Başımdan geçen olay bu şekilde.
Kafama takılan bazı noktalar var. Onları öncelikle size danışmak istiyorum.
Ben bu şahsı nasıl şikayet etmeliyim?
Savcılığa mı yoksa hukuk mahkemesine mi başvurmalıyım?
Avukat olma ihtimallerini göz önünde bulundurursak bunlar bu konu hakkında nasıl savunma yapabilirler? Yapacakları savunma bize döner mi? Olayın bu şekilde gerçekleştiğini bilen ve içinde olan 5 kişiyiz.

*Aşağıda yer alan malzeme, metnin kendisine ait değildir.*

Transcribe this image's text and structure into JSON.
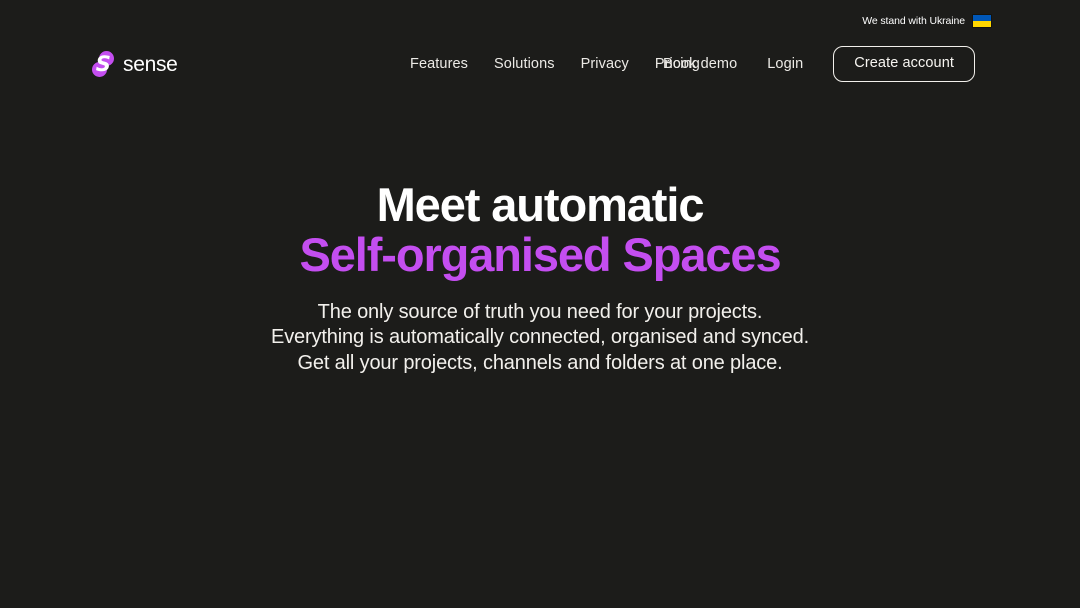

Daha başka ne yapabiliriz?
Savcı bu dosyayı nitelikli dolandırıcılık kapsamında mı görür yoksa takipsizlik ile geçiştirir mi?
Çünkü kendisi bu şikayet etme durumu ortaya çıktığında daha önceden de başına bu şekilde şeylerin geldiğini ama ticari bir sıkıntı deyip takipsizlik aldığını hala ikametinde olduğunu telefonlarını kapatmadığını bankalara borcu olduğunu hesaplarının takipte olduğunu beyan ederek takipsizlik aldığını söyledi. İcraya verseler de benden bir şey alamazlar şeklinde beyanlarını hatırlıyorum.
Bana bir yol göstermenizi sizlerden rica ediyorum.
Şimdiden teşekkür ederim.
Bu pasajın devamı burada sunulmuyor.